The biggest concern expressed in the comments about this issue was
whether an attorney in such an ethical quandary would be able to withdraw from
the case, and thereby discharge the ethical obligation.  In the published final rule, the USPTO addressed these comments, but did not change the proposed
rule.  The USPTO's response provided some justification for the rule as drafted.  For example, the USPTO appears to suggest that such an ethical quandary is
unlikely because the restrictions on conflicts of interest "would
generally prevent a practitioner from accepting clients who may have
potentially adverse interests."  Of course, this is not the test for
whether there is a conflict of interest under ABA Model Rule 1.7 or USPTO Rule
107.  Instead, a concurrent conflict of interest exists where the representation
of two clients would be directly adverse, or where there would be a significant
risk that the representation of either client would materially limit the
representation of the other.  Indeed, a requirement to disclose confidential
information can arise when a current client discloses information to a
practitioner that happens to be material to the patentability of another client's
application.  Conflict screening will generally not prevent these ethical
quandaries.

This does, however, bring up another interesting issue regarding
the interplay between the duty to disclose and the rules on whether a conflict
exists.  The USPTO Rules include a
version of ABA Model Rule 1.10, in which the existence of a conflict of
interest is imputed to everyone at a firm.  In other words, if another attorney at a firm is performing legal
services for a client, then every attorney at that firm is thought to be
working for that client, even if the other attorneys at the firm have no
knowledge of that client.  Moreover,
unless the conflict arises from an association with another firm, it is
generally not possible to "screen" or "wall" those
attorneys off to avoid the conflict.  Instead, in such instances where a conflict would arise, the firm is
forced to decline the work that would cause the conflict.  This is not true of the duty of
disclosure.  Whether a practitioner is
aware of a reference that is material to the patentability of an application is
personal to that patent attorney or agent.  Knowledge of a material reference is not imputed, so different attorneys
representing different clients in similar spaces could be aware of art that
would be material to the other client's application and not be required to
disclose it.  This is because that
attorney needs to have actual knowledge of the reference.

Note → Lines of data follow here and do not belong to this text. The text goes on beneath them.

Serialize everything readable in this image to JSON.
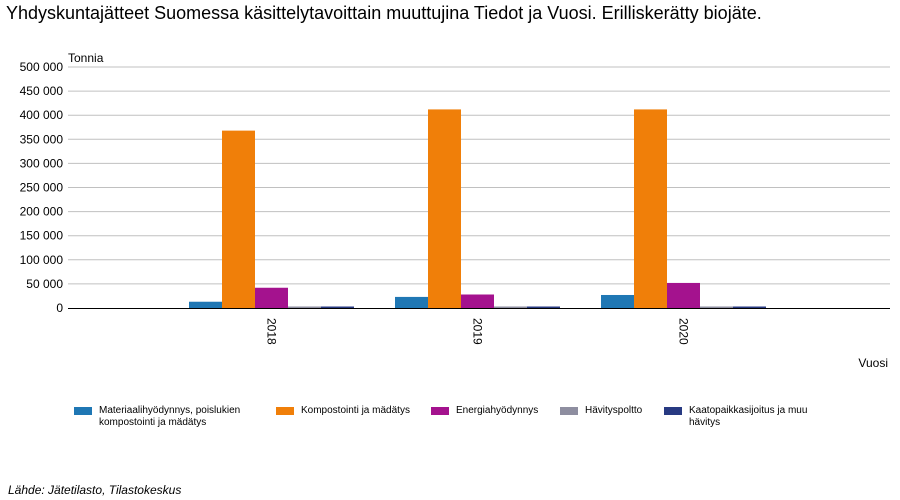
{
  "title": "Yhdyskuntajätteet Suomessa käsittelytavoittain muuttujina Tiedot ja Vuosi. Erilliskerätty biojäte.",
  "source": "Lähde: Jätetilasto, Tilastokeskus",
  "colors": {
    "grid": "#c0c0c0",
    "axis": "#000000"
  },
  "chart_data": {
    "type": "bar",
    "title": "Yhdyskuntajätteet Suomessa käsittelytavoittain muuttujina Tiedot ja Vuosi. Erilliskerätty biojäte.",
    "ylabel": "Tonnia",
    "xlabel": "Vuosi",
    "ylim": [
      0,
      500000
    ],
    "yticks": [
      0,
      50000,
      100000,
      150000,
      200000,
      250000,
      300000,
      350000,
      400000,
      450000,
      500000
    ],
    "ytick_labels": [
      "0",
      "50 000",
      "100 000",
      "150 000",
      "200 000",
      "250 000",
      "300 000",
      "350 000",
      "400 000",
      "450 000",
      "500 000"
    ],
    "categories": [
      "2018",
      "2019",
      "2020"
    ],
    "grid": true,
    "legend_position": "bottom",
    "series": [
      {
        "name": "Materiaalihyödynnys, poislukien kompostointi ja mädätys",
        "legend_lines": [
          "Materiaalihyödynnys, poislukien",
          "kompostointi ja mädätys"
        ],
        "color": "#1f77b4",
        "values": [
          13000,
          23000,
          27000
        ]
      },
      {
        "name": "Kompostointi ja mädätys",
        "legend_lines": [
          "Kompostointi ja mädätys"
        ],
        "color": "#f07f09",
        "values": [
          368000,
          412000,
          412000
        ]
      },
      {
        "name": "Energiahyödynnys",
        "legend_lines": [
          "Energiahyödynnys"
        ],
        "color": "#a4128e",
        "values": [
          42000,
          28000,
          52000
        ]
      },
      {
        "name": "Hävityspoltto",
        "legend_lines": [
          "Hävityspoltto"
        ],
        "color": "#8e8ea0",
        "values": [
          500,
          300,
          300
        ]
      },
      {
        "name": "Kaatopaikkasijoitus ja muu hävitys",
        "legend_lines": [
          "Kaatopaikkasijoitus ja muu",
          "hävitys"
        ],
        "color": "#283a82",
        "values": [
          1500,
          1500,
          1500
        ]
      }
    ]
  }
}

Nevertheless, whether those attorneys had actual knowledge of such
a reference is a factual matter, and the consequences of a court finding such knowledge
can be catastrophic for a client.  Therefore, firms can take precautions to avoid even the appearance of
impropriety.  For example, firms can
obtain separate USPTO customer numbers for use with specific clients.  That way, if one client's reference becomes relevant
to another client's application, as long as the attorneys of the second client
are not associated with the first client's customer number, a presumption could
be drawn that they never had knowledge of the reference in the first
place.  The only problem with this
approach, however, is that clients often hire a firm because of the firm's
experience prosecuting particular types of applications.  Unfortunately, it is this experience that can
potentially give rise to these conflicts, or requirements to disclose
information.

Ultimately, the USPTO did respond to the expressed concern by noting
that a practitioner in such a situation could be able to withdraw from
representation.  In the response to this comment, the USPTO pointed to § 1.116
of the new Rules, which provides that in certain situations, a practitioner may
seek to withdraw to avoid a conflict of interest.  Moreover, in the "Discussion
of Specific Rule," the USPTO specifically stated that "if a
practitioner has a conflict of interest in a given matter, arising from a
different client, timely withdrawal by the practitioner from the given matter
would generally result in OED not seeking discipline for conflicts of interest
under part 11."  Even though the use
of the word "generally" is troubling in this explanation, this is
probably the best practical solution short of amending the rules.